We hit the tip of Hydrographer and began working the area with about ten other boats. Didn’t take long before a small mahi attacked and we had our first fish on the deck. Put out the full spread and were still stowing gear when two outriggers clips snap, then two in close rods bend over and the sound of four drags start screaming at once. Awesome! Two decent yellowfin tuna were pulled boat side to the gaff and two smaller fish got sent back to fight another day. The biggest of these was a female crew member’s first yellowfin! After a few more passes the tuna found our lures again. Six rods hooked up, four people fighting, one at the helm and one leadering and gaffing or keeping the remaining rods tight to fish. Then we re-set lines, prep fish and clean the boat; ready for the next round. Things went from good to great when two Joe Shute ballyhoos down the center went down hard. One shook free but the other was a nice seventy pound yellowfin.

It quieted down a bit so we trolled east for a bit towards no name canyon. A couple big splashes started crashing behind the spreader bars. One took the new flippy floppy bar but other tuna attacked the hook-less main squids and tore the thing to pieces. It’s rare but this will happen with other spreader bars too. Still, did not expect that.

When we got back to Hydrographer sometime later things were heating up. The spread started getting attacked by a mix of thirty to seventy pound yellowfin. The big ones were not super fat but nice long fish. The events somewhat cloud together but everyone managed well and we kept things sorted. We stayed on fish until about when the sun went down. Used the harpoon for one fish, always exciting. Also a had an outrigger pole snap on a violent hookup, managed to boat all the fish and then re rigged the two pieces into a short outrigger and a center rigger. Pretty funny looking but still plenty effective. One big hit at sunset pulled the hook on the initial run, might have been a bigeye. One buddy boat, a 36’ Topaz WESTLINK landed a 204lb dressed bigeye during the same craziness. Congrats!

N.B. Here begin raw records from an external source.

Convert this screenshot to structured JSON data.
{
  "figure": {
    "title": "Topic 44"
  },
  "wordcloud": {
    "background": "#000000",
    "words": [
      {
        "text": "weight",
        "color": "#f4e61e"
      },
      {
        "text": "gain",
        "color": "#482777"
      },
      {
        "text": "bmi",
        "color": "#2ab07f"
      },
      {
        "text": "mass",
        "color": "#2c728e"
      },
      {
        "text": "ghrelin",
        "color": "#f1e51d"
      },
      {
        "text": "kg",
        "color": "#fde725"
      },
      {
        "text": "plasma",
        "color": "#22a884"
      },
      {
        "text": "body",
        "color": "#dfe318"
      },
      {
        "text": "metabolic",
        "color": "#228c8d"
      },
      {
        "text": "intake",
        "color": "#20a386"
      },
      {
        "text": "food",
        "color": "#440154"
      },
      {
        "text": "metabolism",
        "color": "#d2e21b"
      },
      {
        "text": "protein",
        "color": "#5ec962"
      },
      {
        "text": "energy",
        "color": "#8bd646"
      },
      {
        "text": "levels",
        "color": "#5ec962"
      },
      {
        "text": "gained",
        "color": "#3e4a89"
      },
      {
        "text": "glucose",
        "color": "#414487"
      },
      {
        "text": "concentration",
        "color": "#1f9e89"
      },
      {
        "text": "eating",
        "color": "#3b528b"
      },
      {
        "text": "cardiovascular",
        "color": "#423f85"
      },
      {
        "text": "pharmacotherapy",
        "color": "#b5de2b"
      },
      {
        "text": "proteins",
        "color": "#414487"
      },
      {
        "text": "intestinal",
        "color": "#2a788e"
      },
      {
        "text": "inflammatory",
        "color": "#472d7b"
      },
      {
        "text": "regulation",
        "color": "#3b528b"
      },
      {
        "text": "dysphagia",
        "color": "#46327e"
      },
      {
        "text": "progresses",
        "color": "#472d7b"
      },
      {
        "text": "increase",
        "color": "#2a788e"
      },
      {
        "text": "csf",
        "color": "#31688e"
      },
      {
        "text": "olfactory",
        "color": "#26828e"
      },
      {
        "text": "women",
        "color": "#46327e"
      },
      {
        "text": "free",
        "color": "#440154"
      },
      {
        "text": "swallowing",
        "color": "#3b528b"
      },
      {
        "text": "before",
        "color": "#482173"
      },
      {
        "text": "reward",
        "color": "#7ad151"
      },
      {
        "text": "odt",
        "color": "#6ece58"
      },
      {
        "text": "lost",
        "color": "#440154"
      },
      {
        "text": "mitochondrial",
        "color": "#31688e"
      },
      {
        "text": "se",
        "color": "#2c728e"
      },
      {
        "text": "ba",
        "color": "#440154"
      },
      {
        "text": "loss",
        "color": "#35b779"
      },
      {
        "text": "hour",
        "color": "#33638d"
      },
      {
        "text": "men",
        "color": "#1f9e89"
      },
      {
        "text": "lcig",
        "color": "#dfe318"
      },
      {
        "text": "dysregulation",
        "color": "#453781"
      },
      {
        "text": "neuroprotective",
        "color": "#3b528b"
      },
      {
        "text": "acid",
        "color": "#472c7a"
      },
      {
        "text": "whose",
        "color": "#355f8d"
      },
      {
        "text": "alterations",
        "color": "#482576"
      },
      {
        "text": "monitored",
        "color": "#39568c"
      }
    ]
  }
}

The overnight was slow except for a heartbreaking loss of a swordfish in the eighty pound range. Sword took the bait when we were reeling them up, boat side in less than 2 minutes so only had time to reel in other baits, no time to get in our positions for the end game. Missed the gill plate by less than an inch with the gaff, stuck him but in the flesh, went for the haul in and pulled the hook and the gaff. Heartbreaking. That long snowy winter must have made us rusty with our end game, thrown off my gaff aim. That’s swordfishing I guess, at least it wasn’t that three hundred pounder people talk about.
The next morning we got on the troll around 4:00 am. It was much slower than the day before so we stopped trolling and went for a few mahi at the hi flyer buoys. They were not as thick or as aggressive as they usually are but we managed a few. We had hoped to do some spearfishing but the current was ripping too fast and seemed unsafe, next time.
Heard some nice reports of Bluefin being caught in the shipping lanes so made the call to head home and try for a Bluefin on the way. We showed up just too late would be my guess. There were still schools of Bluefin feeding but they were sporadic, moving fast and would not take anything we offered them. Trolled for a while then switched to poppers and jigs, got a few poppers to them and had a strike but no tuna to show for it. Had some big surface splashes within cast range, cool sight for sure. Pulled the plug and headed for the dock after an hour or so of trying.
Back at the dock around 2:00 pm. Boat clean, fish filleted, everything washed, dried and put away safe. Much thanks to everyone who makes this possible: crew, family, friends, buddy boats, OTW.

Wow, you guys made out great! We headed to Atlantis that same day. Nothing but Mahi’s and a Mako on the way back home…
Thanks SouthoftheV,
Sounds like you made it happen out there even with the slow fishing.
Congrats on the last minute Mako.
You’ll get on ’em next time!
Tight lines.
Amy & Tim! Hoping Amy caught the biggest fish! Awesome vid!